Here I am–a gay Mormon Latino, feeling the same struggles from my fellow Americans and from my Mormon brothers and sisters
By Michael Amesquita
Michael wrote the following report about the historic interfaith prayer and rally held yesterday in Washington DC.
Early in the morning on Tuesday, I felt the Spirit of the Lord in the service held at the Lutheran Church of the Reformation. As we sung of hope and love, I couldn’t help but get emotional. Goosebumps ran up and down my arm when a couple of the African American ministers compared the LGBT struggle for marriage equality to the not-so-distant civil rights movement. At the conclusion of the service, the priest and ministers, dressed in robes, led our march to the Supreme Court as we sang the gospel hymn, “This Little Light of Mine.” As we started our march, we were greeted by people smiling and singing along the way.
In front the Supreme Court building, I could see and hear opponents of marriage equality staring us in the face. I do not think their signs and messages were inspired by love. This is when we began to really sing! Joined by those around on the sidewalk, our combined voices drowned out the opposition’s chants and music.
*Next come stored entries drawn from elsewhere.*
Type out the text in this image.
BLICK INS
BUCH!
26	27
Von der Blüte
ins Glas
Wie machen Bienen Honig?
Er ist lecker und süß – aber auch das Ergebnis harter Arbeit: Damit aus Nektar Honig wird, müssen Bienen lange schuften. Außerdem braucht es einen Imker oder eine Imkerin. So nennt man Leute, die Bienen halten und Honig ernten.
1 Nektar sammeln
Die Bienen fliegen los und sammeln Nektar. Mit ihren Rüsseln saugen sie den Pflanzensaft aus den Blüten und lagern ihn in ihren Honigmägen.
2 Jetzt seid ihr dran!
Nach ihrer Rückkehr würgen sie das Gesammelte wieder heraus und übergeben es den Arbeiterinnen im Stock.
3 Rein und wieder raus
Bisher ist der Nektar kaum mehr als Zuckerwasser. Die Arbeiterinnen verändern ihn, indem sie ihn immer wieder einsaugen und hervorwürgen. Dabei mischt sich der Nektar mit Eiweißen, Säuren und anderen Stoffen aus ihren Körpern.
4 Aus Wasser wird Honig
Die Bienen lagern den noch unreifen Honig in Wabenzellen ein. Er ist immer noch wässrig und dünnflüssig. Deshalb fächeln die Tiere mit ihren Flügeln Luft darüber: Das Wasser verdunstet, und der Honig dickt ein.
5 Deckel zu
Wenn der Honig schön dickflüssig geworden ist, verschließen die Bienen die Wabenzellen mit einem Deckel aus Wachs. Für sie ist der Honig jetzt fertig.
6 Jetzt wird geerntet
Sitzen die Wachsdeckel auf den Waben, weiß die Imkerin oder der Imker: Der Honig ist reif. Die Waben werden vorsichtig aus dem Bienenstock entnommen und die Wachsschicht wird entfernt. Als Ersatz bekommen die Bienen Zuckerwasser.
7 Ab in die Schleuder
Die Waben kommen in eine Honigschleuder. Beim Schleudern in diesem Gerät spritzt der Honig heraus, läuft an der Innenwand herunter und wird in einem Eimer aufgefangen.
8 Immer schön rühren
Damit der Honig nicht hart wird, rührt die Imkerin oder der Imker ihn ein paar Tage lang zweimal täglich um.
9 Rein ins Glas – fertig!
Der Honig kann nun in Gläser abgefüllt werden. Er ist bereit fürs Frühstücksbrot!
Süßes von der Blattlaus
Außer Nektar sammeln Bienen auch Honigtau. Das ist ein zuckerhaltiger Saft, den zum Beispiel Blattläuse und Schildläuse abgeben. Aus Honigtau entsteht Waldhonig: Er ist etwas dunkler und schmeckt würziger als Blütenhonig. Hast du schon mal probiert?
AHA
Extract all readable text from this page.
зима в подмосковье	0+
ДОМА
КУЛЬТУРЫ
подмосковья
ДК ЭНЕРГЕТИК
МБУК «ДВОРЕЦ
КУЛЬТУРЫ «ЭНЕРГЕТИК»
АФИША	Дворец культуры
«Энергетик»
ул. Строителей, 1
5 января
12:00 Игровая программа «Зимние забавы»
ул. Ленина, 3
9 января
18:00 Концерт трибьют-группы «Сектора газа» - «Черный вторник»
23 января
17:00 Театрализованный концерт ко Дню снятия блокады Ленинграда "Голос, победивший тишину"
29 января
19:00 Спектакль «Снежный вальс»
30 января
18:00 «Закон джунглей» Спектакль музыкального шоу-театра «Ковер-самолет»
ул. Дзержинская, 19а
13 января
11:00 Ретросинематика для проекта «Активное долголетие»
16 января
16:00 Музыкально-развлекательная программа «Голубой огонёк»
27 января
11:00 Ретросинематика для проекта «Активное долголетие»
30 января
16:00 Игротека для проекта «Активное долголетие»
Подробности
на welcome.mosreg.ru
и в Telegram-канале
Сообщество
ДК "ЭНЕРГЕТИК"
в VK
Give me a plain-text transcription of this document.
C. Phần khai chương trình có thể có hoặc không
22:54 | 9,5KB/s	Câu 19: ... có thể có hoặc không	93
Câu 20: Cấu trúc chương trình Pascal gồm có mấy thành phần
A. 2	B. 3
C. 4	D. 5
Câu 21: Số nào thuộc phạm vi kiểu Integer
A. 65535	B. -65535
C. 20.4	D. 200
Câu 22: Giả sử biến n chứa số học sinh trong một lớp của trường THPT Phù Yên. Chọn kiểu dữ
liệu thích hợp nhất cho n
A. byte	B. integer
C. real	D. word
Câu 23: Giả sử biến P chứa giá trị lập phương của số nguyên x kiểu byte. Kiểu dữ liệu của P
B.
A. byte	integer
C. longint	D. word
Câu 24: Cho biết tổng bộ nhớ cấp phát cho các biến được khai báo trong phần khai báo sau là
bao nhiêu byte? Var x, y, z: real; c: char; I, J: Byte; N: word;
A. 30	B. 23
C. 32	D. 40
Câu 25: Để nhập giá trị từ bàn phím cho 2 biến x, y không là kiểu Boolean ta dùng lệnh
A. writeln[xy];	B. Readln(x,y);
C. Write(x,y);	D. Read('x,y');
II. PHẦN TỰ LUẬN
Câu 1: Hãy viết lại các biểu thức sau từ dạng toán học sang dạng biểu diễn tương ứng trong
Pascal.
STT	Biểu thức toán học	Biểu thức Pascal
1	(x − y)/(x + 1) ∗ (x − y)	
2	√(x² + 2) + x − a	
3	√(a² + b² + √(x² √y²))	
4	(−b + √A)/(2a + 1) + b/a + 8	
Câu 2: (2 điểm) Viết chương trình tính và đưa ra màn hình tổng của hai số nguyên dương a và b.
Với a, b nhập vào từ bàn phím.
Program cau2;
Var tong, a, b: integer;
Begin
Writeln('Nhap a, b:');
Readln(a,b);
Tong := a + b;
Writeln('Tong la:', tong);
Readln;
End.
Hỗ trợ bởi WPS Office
Supporters packed the sidewalks on both sides of the street to hear the various speakers. You couldn’t help but cast your gaze on all the clever and poignant signs that were being held above heads for all to see. Of all the signs, there was one that really put things in perspective for me: “DON’T BE ON THE WRONG SIDE OF HISTORY AGAIN!” It included images of signs that read things like, “WE SERVE WHITES ONLY – NO SPANISH OR MEXICANS” and “NO DOGS, NEGROES, MEXICANS.” One image showed on a map of the United States the states that once prohibited interracial marriage and those that had allowed it. Another one showed people at a past rally with signs stating, “STOP THE RACE MIXING.” After a couple of hours at the base of the steps, I had to move across the street to get some space, and that’s when it hit me.
Leaning against this half wall across the street, my emotions got the best of me. In a country that boasts so many freedoms, it should not be this hard to be able to love the person you want to, and to have that love be equal and validated. In addition to that thought, I became frustrated with our church. The Mormon pioneers were forced out of Ohio, Missouri, and Illinois because their neighbors thought they were different and wouldn’t allow them to be who they were or live how they wanted to live. How can our fellow sisters and brothers not see the irony? Yet, here I am–a gay Mormon Latino, feeling the same struggles from my fellow Americans and from my Mormon brothers and sisters. Again, it shouldn’t be this hard to be who I am and love who I want. Yet, I have hope.
I have hope that people will be able to judge me on my values of family, commitment, and love. I have hope that in our church we will see change in our wards and stakes, that we will be welcomed and invited to participate and serve–and not be disciplined and excommunicated. I have much hope for Affirmation, where a loving and organized leadership team is moving our cause forward. I have hope that our brothers and sisters will see how Affirmation can assist them if they are struggling with being Mormon and LGBT. I am certainly not blinded by hope that I don’t understand how much work this will take. It will take a lot of work, but it is not impossible. As I sat on the metro on my way home from the rally, a mom and her son –a smiling 5- or 6-year-old redhead— sat across from me. I was holding my sign from the rally. The mom read my sign and said, “We got your back.” Yes, I have hope.